When a flurry of Humira biosimilars first hit the market in July 2023, payors were not immediately mandating that the originator product be taken off formularies. “We saw plan sponsors elect to keep Humira as-is on plans, likely due to manufacturer rebates and the higher list price of some of these biosimilars,” said Javon Artis, PharmD, the specialty pharmacy director at Visante. “Even as it currently stands, traditional Humira comprises something like 70% of all prescriptions nationally for adalimumab.”

Preparing for 2025

A JAMA analysis of Medicare Part D plans published in June found that approximately 98% of Part D prescription plans covered the original version of adalimumab, while only 53.4% of plans covered at least one biosimilar, including about 60 plans that paid only for biosimilars, excluding Humira. Most of the biosimilars covered had a wholesale acquisition cost close to that of the nearly $7,000 monthly list price for Humira (2024;332[1]:74-76). “Even when biosimilars were being covered, it wasn’t the low list price versions; the biosimilars cost nearly as much as Humira itself,” said lead author Matthew Klebanoff, MD, a health policy research fellow at the University of Pennsylvania, in Philadelphia.

As plan year 2025 begins, Humira’s market share will continue to erode due, in part, to vertical integration among stakeholders, Dr. Artis noted. “CVS, for example, owns the manufacturer of one of the lower-list-price biosimilars, so they … will profit from making this transition,” he said. As for how that trend might affect pricing and pharmacy margins, that is a bit more complicated.

“We are not only seeing payors offer and require patients to transition to lower-list-price biosimilars, but also in some cases the higher-list-price biosimilars,” Dr. Artis said. In such cases, “the rebates that were historically happening with the branded drug are still going to be happening, just under a different drug name—while they continue to keep the spread pricing practices shrouded.”
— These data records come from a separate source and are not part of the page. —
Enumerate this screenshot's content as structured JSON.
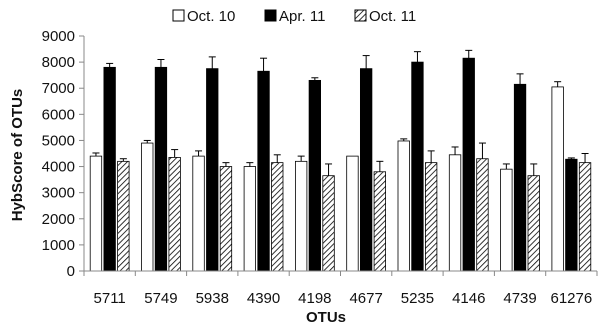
{
  "chart_data": {
    "type": "bar",
    "xlabel": "OTUs",
    "ylabel": "HybScore of OTUs",
    "ylim": [
      0,
      9000
    ],
    "yticks": [
      0,
      1000,
      2000,
      3000,
      4000,
      5000,
      6000,
      7000,
      8000,
      9000
    ],
    "grid": false,
    "legend_position": "top",
    "categories": [
      "5711",
      "5749",
      "5938",
      "4390",
      "4198",
      "4677",
      "5235",
      "4146",
      "4739",
      "61276"
    ],
    "series": [
      {
        "name": "Oct. 10",
        "style": "white",
        "values": [
          4400,
          4900,
          4400,
          4000,
          4200,
          4400,
          4980,
          4450,
          3900,
          7050
        ],
        "errors": [
          120,
          100,
          200,
          150,
          200,
          0,
          80,
          300,
          200,
          200
        ]
      },
      {
        "name": "Apr. 11",
        "style": "black",
        "values": [
          7800,
          7800,
          7750,
          7650,
          7300,
          7750,
          8000,
          8150,
          7150,
          4280
        ],
        "errors": [
          150,
          300,
          450,
          500,
          100,
          500,
          400,
          300,
          400,
          50
        ]
      },
      {
        "name": "Oct. 11",
        "style": "hatched",
        "values": [
          4200,
          4350,
          4000,
          4150,
          3650,
          3800,
          4150,
          4300,
          3650,
          4150
        ],
        "errors": [
          100,
          300,
          150,
          300,
          450,
          400,
          450,
          600,
          450,
          350
        ]
      }
    ]
  }
}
That may well mean even lower reimbursement to pharmacies for adalimumab agents beginning in 2025. “The PBM makes up the loss to itself by decreasing what they pay out to the pharmacy,” Dr. Artis said. “So, you have [direct and indirect remuneration] fees up front, lower list price medications, and spread pricing practices. In the first quarter of next year, we can expect overall depression in the financial reimbursement back to pharmacies dispensing these drugs.”

Dr. Artis advised health-system pharmacies to be aware that these changes are coming, and work with prescribing physicians to develop proactive strategies for transitioning patients while also understanding the financial impact from a health-system perspective. “You will need to analyze how many patients will potentially be affected by this transition, and then the resulting downward pressure on potential revenues that you’ve budgeted for the tail end of FY 2024, and certainly calendar year 2025,” he said. “It’s time to have conversations with your financial leadership team about strategies to mitigate the impact of these transitions as much as possible.”